Do you work with advertisers, too?

Our services are really focused on content discovery. Nielsen is focused more on the measurement and monetization side of the business. Gracenote helps people find the content, and then Nielsen helps advertisers and media companies figure out what people actually watched to help monetize that content. On a more tactical level, because we’re so large in the discovery space and so embedded, the Gracenote ID is almost like the Dewey Decimal System for entertainment content.

Are you mainly sticking to content IDs or will you perform more matches against an ad ID?

There are definite synergies between us organizing ad space the way we organize regular entertainment information.
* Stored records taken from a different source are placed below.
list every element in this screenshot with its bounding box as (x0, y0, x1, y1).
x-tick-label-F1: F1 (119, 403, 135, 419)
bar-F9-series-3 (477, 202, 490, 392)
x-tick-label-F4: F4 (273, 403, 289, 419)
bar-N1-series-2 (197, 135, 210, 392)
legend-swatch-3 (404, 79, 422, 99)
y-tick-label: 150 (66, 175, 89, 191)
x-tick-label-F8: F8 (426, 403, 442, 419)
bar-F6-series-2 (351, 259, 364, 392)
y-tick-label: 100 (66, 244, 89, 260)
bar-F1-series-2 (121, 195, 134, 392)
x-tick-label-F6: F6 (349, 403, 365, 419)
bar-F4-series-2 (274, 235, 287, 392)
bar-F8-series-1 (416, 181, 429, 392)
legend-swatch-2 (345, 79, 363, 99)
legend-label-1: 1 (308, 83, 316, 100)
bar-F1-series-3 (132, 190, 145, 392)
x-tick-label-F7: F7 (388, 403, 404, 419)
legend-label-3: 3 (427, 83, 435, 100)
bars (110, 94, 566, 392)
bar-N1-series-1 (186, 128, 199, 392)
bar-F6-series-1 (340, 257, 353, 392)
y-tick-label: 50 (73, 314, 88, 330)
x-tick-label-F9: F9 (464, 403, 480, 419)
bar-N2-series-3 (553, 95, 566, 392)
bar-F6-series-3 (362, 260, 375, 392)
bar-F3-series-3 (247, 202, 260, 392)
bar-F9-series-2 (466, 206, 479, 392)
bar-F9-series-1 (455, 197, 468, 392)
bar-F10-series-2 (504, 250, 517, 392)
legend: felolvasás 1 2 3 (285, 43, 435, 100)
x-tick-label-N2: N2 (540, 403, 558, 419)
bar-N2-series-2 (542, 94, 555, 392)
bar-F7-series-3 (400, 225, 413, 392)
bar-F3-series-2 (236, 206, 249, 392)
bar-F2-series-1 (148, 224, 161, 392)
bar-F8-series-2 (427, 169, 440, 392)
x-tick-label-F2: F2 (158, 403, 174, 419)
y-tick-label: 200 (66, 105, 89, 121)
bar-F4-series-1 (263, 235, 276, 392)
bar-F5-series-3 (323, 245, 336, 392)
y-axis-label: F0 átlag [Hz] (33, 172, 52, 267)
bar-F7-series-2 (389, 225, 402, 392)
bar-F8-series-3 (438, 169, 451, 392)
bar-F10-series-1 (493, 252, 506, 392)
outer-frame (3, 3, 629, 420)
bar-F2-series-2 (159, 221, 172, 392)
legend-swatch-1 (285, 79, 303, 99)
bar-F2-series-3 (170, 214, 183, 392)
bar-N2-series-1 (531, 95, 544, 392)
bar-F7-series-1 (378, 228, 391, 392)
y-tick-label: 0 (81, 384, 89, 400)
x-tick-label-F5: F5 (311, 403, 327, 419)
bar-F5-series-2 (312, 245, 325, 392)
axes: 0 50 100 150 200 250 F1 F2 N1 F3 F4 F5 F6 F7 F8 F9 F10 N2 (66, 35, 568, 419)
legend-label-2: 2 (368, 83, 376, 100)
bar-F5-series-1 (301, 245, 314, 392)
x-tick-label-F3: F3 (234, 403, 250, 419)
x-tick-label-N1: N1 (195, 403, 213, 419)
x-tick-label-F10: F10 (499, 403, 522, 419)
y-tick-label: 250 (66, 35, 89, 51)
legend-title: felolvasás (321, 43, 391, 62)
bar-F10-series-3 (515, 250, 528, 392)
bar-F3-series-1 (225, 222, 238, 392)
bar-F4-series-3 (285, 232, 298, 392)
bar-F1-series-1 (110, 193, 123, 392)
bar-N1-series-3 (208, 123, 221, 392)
Our database is structured, meaning it’s hyperlinking all entertainment content including advertising.

If you’re a set-top box manufacturer that’s got usage data you’re submitting to Nielsen, the ability to tie that to shows people watch seems really basic, but it solves a huge problem for the ecosystem by identifying what content is what and ensures everyone’s speaking a common language.

Beyond discovery, how is metadata used for personalization?
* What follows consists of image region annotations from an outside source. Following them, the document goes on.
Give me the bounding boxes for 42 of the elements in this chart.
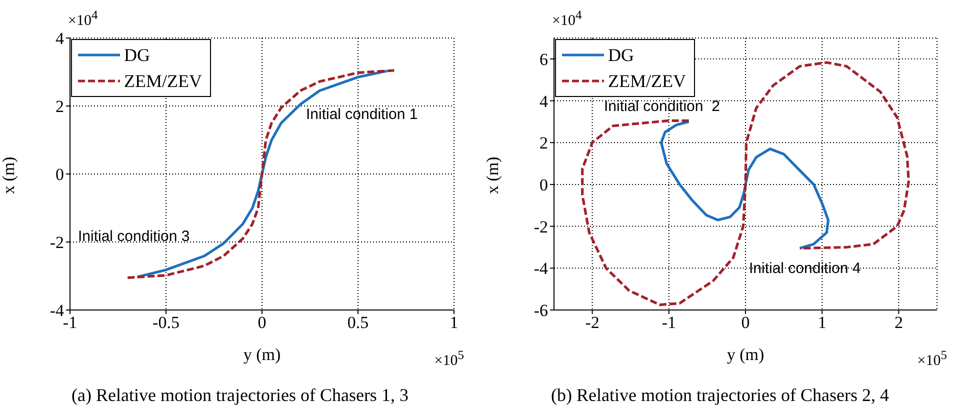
x-tick-label: -1 [662, 313, 676, 332]
text: (a) Relative motion trajectories of Chasers 1, 3 [70, 385, 410, 406]
y-tick-label: -6 [534, 301, 548, 320]
annotation: Initial condition 3 [78, 228, 190, 245]
legend-label: ZEM/ZEV [608, 70, 686, 93]
y-tick-label: -2 [50, 233, 64, 252]
text: (b) Relative motion trajectories of Chasers 2, 4 [550, 385, 890, 406]
legend-label: DG [124, 44, 150, 67]
x-tick-label: -1 [62, 313, 78, 332]
y-tick-label: 0 [56, 165, 64, 184]
line-series [660, 120, 830, 250]
annotation: Initial condition 2 [604, 98, 720, 115]
y-tick-label: -4 [534, 259, 548, 278]
x-axis-title: y (m) [726, 345, 764, 364]
x-tick-label: -2 [585, 313, 600, 332]
x-tick-label: 2 [894, 313, 903, 332]
x-tick-label: 1 [818, 313, 826, 332]
y-tick-label: -2 [534, 217, 548, 236]
y-tick-label: 4 [56, 29, 64, 48]
x-tick-label: 0 [258, 313, 266, 332]
legend-label: DG [608, 44, 634, 67]
line-series [581, 61, 910, 306]
y-tick-label: 6 [540, 50, 548, 69]
x-axis-title: y (m) [243, 345, 281, 364]
x-tick-label: 0.5 [347, 313, 369, 332]
x-tick-label: -0.5 [152, 313, 180, 332]
y-tick-label: 4 [540, 92, 548, 111]
annotation: Initial condition 4 [749, 260, 861, 277]
legend-label: ZEM/ZEV [124, 70, 202, 93]
text: ×10$^{5}$ [917, 348, 947, 370]
y-axis-title: x (m) [483, 156, 502, 194]
x-tick-label: 1 [450, 313, 458, 332]
annotation: Initial condition 1 [306, 106, 418, 123]
y-tick-label: 2 [56, 97, 64, 116]
text: ×10$^{4}$ [552, 8, 582, 30]
text: ×10$^{5}$ [434, 348, 464, 370]
y-tick-label: 2 [540, 134, 548, 153]
y-axis-title: x (m) [0, 156, 18, 194]
x-tick-label: 0 [741, 313, 750, 332]
text: ×10$^{4}$ [68, 8, 98, 30]
y-tick-label: -4 [50, 301, 64, 320]
y-tick-label: 0 [540, 175, 548, 194]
That’s a big data problem. Think of metadata as a core discovery mechanism meeting a TV listings grid. Personalized voice search is essentially the interface of the future, so we’ll be important to both. The more we know about how users interact with content, the better we think our personalization efforts will be.

We’re not ready to announce anything specifically with Nielsen today, but the promise between Nielsen and Gracenote is this virtuous loop of being both in discovery and knowing a lot about how consumers consume content. Those two should feed on each other in ways we haven’t even thought of yet.

Interview has been condensed and edited for clarity and length.